Hallo alle miteinander,

ich war seit langem auch mal wieder tätig und habe es gewagt eine Kurzgeschichte zu schreiben. Da ich selbst nicht in der Lage bin mich richtig einzuschätzen, und meine Schwächen oftmals nicht ausfindig machen kann, dachte ich mir, ich stelle "mein Werk" mal hier in das Forum, und hoffe auf Rückmeldung und Kritik.
Die Geschichte hat nichts mit Fantasy zu tun, aber ich denke nicht, das mich hier jemand köpfen würde ;)
Wie heißt es so schön? :"Ein bisschen Abwechslung tut auch mal gut"

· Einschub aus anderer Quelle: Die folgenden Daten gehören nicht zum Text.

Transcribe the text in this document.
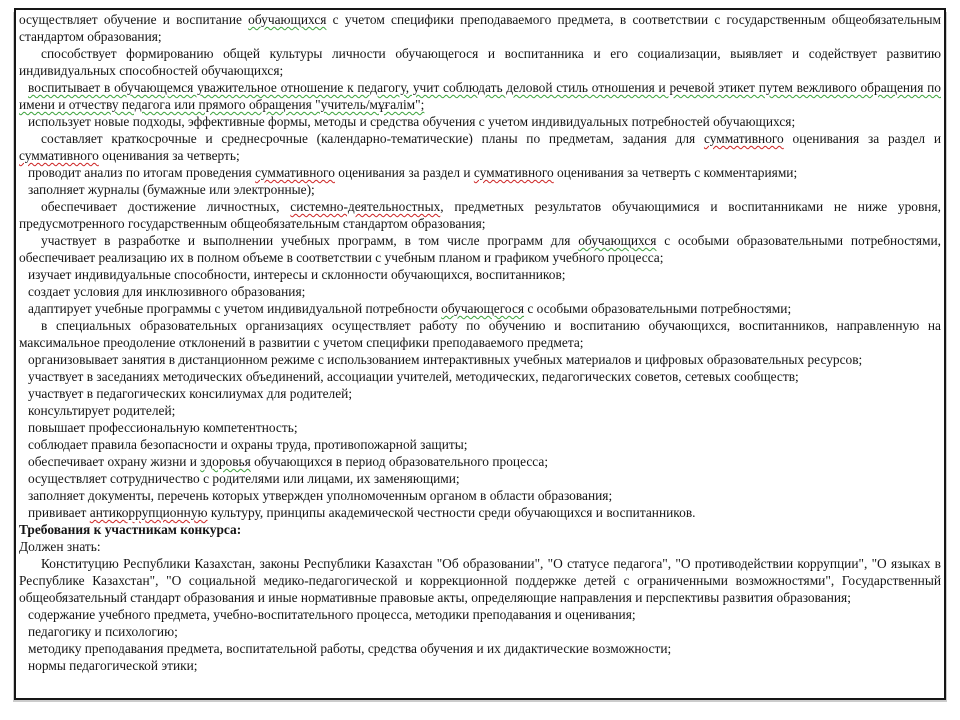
осуществляет обучение и воспитание обучающихся с учетом специфики преподаваемого предмета, в соответствии с государственным общеобязательным стандартом образования;

способствует формированию общей культуры личности обучающегося и воспитанника и его социализации, выявляет и содействует развитию индивидуальных способностей обучающихся;

воспитывает в обучающемся уважительное отношение к педагогу, учит соблюдать деловой стиль отношения и речевой этикет путем вежливого обращения по имени и отчеству педагога или прямого обращения "учитель/мұғалім";

использует новые подходы, эффективные формы, методы и средства обучения с учетом индивидуальных потребностей обучающихся;

составляет краткосрочные и среднесрочные (календарно-тематические) планы по предметам, задания для суммативного оценивания за раздел и суммативного оценивания за четверть;

проводит анализ по итогам проведения суммативного оценивания за раздел и суммативного оценивания за четверть с комментариями;

заполняет журналы (бумажные или электронные);

обеспечивает достижение личностных, системно-деятельностных, предметных результатов обучающимися и воспитанниками не ниже уровня, предусмотренного государственным общеобязательным стандартом образования;

участвует в разработке и выполнении учебных программ, в том числе программ для обучающихся с особыми образовательными потребностями, обеспечивает реализацию их в полном объеме в соответствии с учебным планом и графиком учебного процесса;

изучает индивидуальные способности, интересы и склонности обучающихся, воспитанников;

создает условия для инклюзивного образования;

адаптирует учебные программы с учетом индивидуальной потребности обучающегося с особыми образовательными потребностями;

в специальных образовательных организациях осуществляет работу по обучению и воспитанию обучающихся, воспитанников, направленную на максимальное преодоление отклонений в развитии с учетом специфики преподаваемого предмета;

организовывает занятия в дистанционном режиме с использованием интерактивных учебных материалов и цифровых образовательных ресурсов;

участвует в заседаниях методических объединений, ассоциации учителей, методических, педагогических советов, сетевых сообществ;

участвует в педагогических консилиумах для родителей;

консультирует родителей;

повышает профессиональную компетентность;

соблюдает правила безопасности и охраны труда, противопожарной защиты;

обеспечивает охрану жизни и здоровья обучающихся в период образовательного процесса;

осуществляет сотрудничество с родителями или лицами, их заменяющими;

заполняет документы, перечень которых утвержден уполномоченным органом в области образования;

прививает антикоррупционную культуру, принципы академической честности среди обучающихся и воспитанников.

Требования к участникам конкурса:

Должен знать:

Конституцию Республики Казахстан, законы Республики Казахстан "Об образовании", "О статусе педагога", "О противодействии коррупции", "О языках в Республике Казахстан", "О социальной медико-педагогической и коррекционной поддержке детей с ограниченными возможностями", Государственный общеобязательный стандарт образования и иные нормативные правовые акты, определяющие направления и перспективы развития образования;

содержание учебного предмета, учебно-воспитательного процесса, методики преподавания и оценивания;

педагогику и психологию;

методику преподавания предмета, воспитательной работы, средства обучения и их дидактические возможности;

нормы педагогической этики;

Danke schonmal im Vorraus an alle, die sich die Zeit nehmen meine Geschichte zu lesen!


Ich kann warten

Alles war schwarz. Ich sah nichts, spürte nichts, ich hörte nur. Eine leise Melodie durchströmte meine Seele, so leise, wie das rauschen des Meeres. Sie war beruhigend, schaffte Geborgenheit. Ich fühlte mich sicher, ich fühlte mich wohl. Ein schöneres Gefühl hatte ich noch nie zuvor. Die Melodie wurde lauter, und mit jedem Ton fühlte ich mich mehr und mehr zu ihr hingezogen. Sie war verlockend, machte neugierig.
Eine weitere Melodie lenkte mich von der Verlockung ab. Es war nicht wirklich eine Melodie, sondern eher Lärm. Abschreckend, unangenehm, so nahm ich ihn wahr. Ich hörte Stimmen, leise und undeutlich, hörte Schritte und Klirren, nerven auftreibend. Ich fühlte mich leer, nicht vorhanden, als würden allein meine Gedanken in einem schwarzen Raum umher kreisen, verfolgt von den Geräuschen und Melodien, die sie umgaben. Je mehr ich mich auf den unangenehmen Lärm konzentrierte, desto deutlicher und lauter wurden die Stimmen. Ich fing an zu sehen, Schatten, schemenhafte Figuren, Menschen, die um etwas herum standen.
Ich begann zu spüren, meinen eigenen Körper, und dennoch merkte ich, dass ich nicht bei ihm war, ihn nicht kontrollieren konnte, ich nahm ihn nur wahr. Angst überkam mich. Diese Unwissenheit trieb mich in den Wahnsinn, doch gleichzeitig spürte ich eine Ruhe in mir. Wärme, die sich immer weiter ausbreitete, die meine Seele umgab. Die liebliche Melodie erklang, und all der Lärm war wie verschwunden. Ich nahm ihn wahr, jedoch nur als leises Rauschen, das dir Melodie noch schöner machte, noch weicher, sanfter, wie die Flügelschläge eines Adlers. Elegant, mächtig, ruhig und überwältigend. Die Melodie wurde lauter, erfüllte mich mit Ruhe, Geborgenheit und Neugierde. Was war das für eine Melodie,die mich so mitriss? Woher kam sie?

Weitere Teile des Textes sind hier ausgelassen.